Just finished Christopher Hitchens 2007 book "god Is Not Great: How Religion Poisons Everything". An old friend recommended it to me after reading a statement about "Eastern teachings" in my June 9 post on authenticity. The title of the book alone will likely prevent those who would be most incensed from ever reading it. But I was riveted as Hitchens dissected the big three (Judaism, Christianity, Islam) and slaughtered numerous sacred cows: Mother Theresa and Joseph Smith from the West; Mahatma Gandhi & the Dalai Lama from the East. Now for the really sacrilegious part, although Hitchens would scoff at that word while I'm guessing a devout reader will be (appropriately) appalled: I got de-railed when Hitchens referred to himself as a "pygmy" (in the intellectual sense ) on page 151.
My secular humanist voice cried - How could someone with Hitchens' exceptional intelligence be so glib? Though calling himself a pygmy might have been a throwaway line, I detected no irony or false humility. I also believe I read it with proper context. Surely Hitchens knows his intelligence puts him off the bell curve. My blog is accurately named reflections from the bell curve. Again, no irony or false humility from me either. If someone as smart and un-ironic as Hitchens refers to himself as a pygmy (even if it's just a throwaway line), there is trouble in pygmy land for me.

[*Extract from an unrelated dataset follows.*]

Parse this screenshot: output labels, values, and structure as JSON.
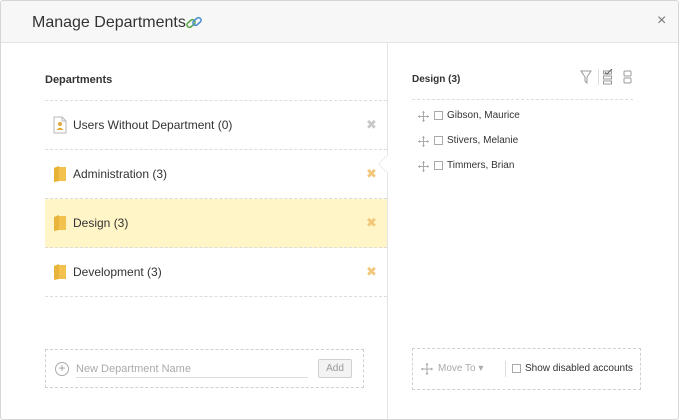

How about the things this book said that should have outraged me you ask? I'm a sinner. Surely I'm being overly sensitive and reading too much into a single simple word you claim? Guilty as only a lapsed Catholic can be. But, when I read a book by someone I know is smarter than me, I don't want that person to call himself a pygmy even in a half-hearted way. Call this a confession from pygmy land.